1991年刊行された「キャズム」はハイテク製品を成功に導くマーケティングのバイブルとして知られている

 この日、同氏は、「他社への差別化要素となる“コア”に注力するためにイノベーションには集中的に投資すべき」と強調した。一方で、それ以外のすべてを「コンテキスト」と呼び、そこには標準化およびエンジニアリング化で対応するべきであるとしている。

 だが、実際には、過去の成功体験などによって、企業全体がコンテキストに固執するケースも多く、その場合には身動きが取れなくなってしまうという。そこで示されたのが「シックスレバーモデル」だ。これは、ミッションクリティカルなコンテキストから人材などのリソースを抽出し、再配分する取り組みを指す。

 シックスレバーモデルの最初のステップは、業務におけるオペレーションを集中化するための意思決定機関を構築すること。単一の権限に置くことで、重複作業による無駄を排除することが重要になる。具体的には、プロセスを「標準化」することで、コスト削減とリスクの最小化を図ることが目的。

 第2ステップは、業務を遂行するための情報システムを「コンポーネント化」するプロセスだ。また、継続的なコスト削減を図るためにインタフェースを標準化する作業もここに含まれる。さらに、余分なステップを減らし、自動化を進め、残りのオペレーションを合理化、低コストのコンポーネントに置き換える。

 第3のステップでは、残りのプロセスのパフォーマンスを管理した上で、それをアウトソーシングによって完全に企業の外に追い出し、以後の投資を最小化する。ここでは、委託するベンダーの利用する監視と管理のシステムをサービスレベルアグリーメント(SLA)に組み入れる。

SAPの戦略は?

 SAPの戦略は、ここでのアウトソース先になることだ。コアではない業務すべてを標準化されたSAPのアプリケーションやサービスで構成することで、ユーザー企業はコア業務にリソースを最大限に割くことができるようになるというシナリオだ。

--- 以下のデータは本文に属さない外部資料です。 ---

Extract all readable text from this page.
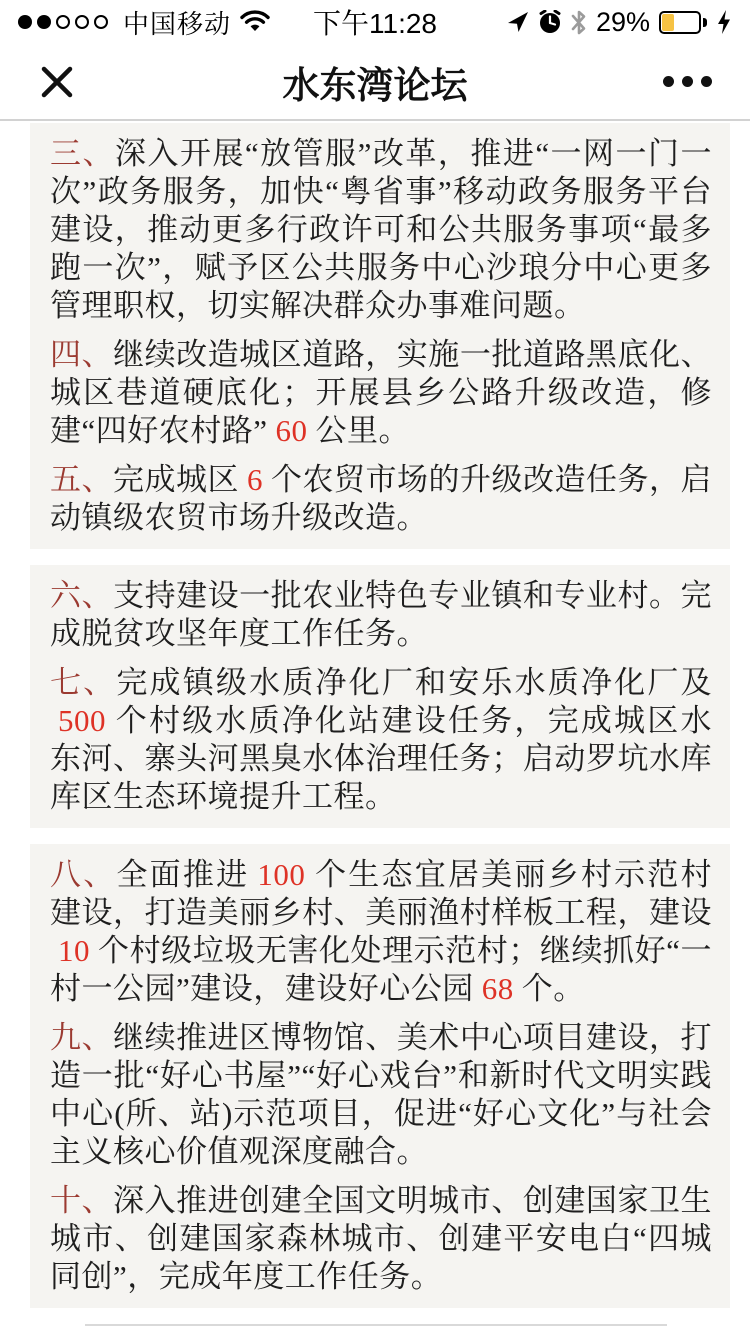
中国移动	下午11:28	29%
水东湾论坛

三、深入开展“放管服”改革，推进“一网一门一次”政务服务，加快“粤省事”移动政务服务平台建设，推动更多行政许可和公共服务事项“最多跑一次”，赋予区公共服务中心沙琅分中心更多管理职权，切实解决群众办事难问题。

四、继续改造城区道路，实施一批道路黑底化、城区巷道硬底化；开展县乡公路升级改造，修建“四好农村路” 60 公里。

五、完成城区 6 个农贸市场的升级改造任务，启动镇级农贸市场升级改造。

六、支持建设一批农业特色专业镇和专业村。完成脱贫攻坚年度工作任务。

七、完成镇级水质净化厂和安乐水质净化厂及500 个村级水质净化站建设任务，完成城区水东河、寨头河黑臭水体治理任务；启动罗坑水库库区生态环境提升工程。

八、全面推进 100 个生态宜居美丽乡村示范村建设，打造美丽乡村、美丽渔村样板工程，建设10 个村级垃圾无害化处理示范村；继续抓好“一村一公园”建设，建设好心公园 68 个。

九、继续推进区博物馆、美术中心项目建设，打造一批“好心书屋”“好心戏台”和新时代文明实践中心(所、站)示范项目，促进“好心文化”与社会主义核心价值观深度融合。

十、深入推进创建全国文明城市、创建国家卫生城市、创建国家森林城市、创建平安电白“四城同创”，完成年度工作任务。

 午後のセッションで「ビジネスプロセスの進化のためにSAPができること」をテーマにセッションを行った、同社バイスプレジデントでソリューション&マーケティング本部長を務める安田誠氏は、「顧客の事業にしっかりと組み込まれたITを“エンタープライズSOA”として提供する」と話す。


バイスプレジデントでソリューション&マーケティング本部長を務める安田誠氏

 同社は2003年以来、自社のアプリケーション製品のSOA化を進めてきたが、SOAではなく「ESA(Enterprise Service Architecture)」というSAP独自の呼び方をしていた。これについては、「分かりづらい」「SOAならSOAと言った方がいい」といった声もあり、それに沿ったのかは定かではないが、6月からエンタープライズSOAとメッセージを変えた。

 技術的には特別な変化はない。ERP、SCM、PLM、CRMといった各システム上にミドルウェアであるNetWeaverをはさみ、各システムに実装されている機能をWebサービスによってコンポーネント化、それを自在に組み合わせて「コンポジットアプリケーション」という新たなアプリケーションを構築する。SOAのコンセプトそのものといえる。

 SAPは今回、Business Symposiumという言葉から分かるように、ITらしい言葉やフレーズを使わないよう最大限の努力をしている。「SAPはビジネスプロセスプラットフォームになります」という日本法人社長のロバート・エンスリン氏の言葉からも分かるように、同社は、ITがビジネスそのものであることをさらに強調していく考えだ。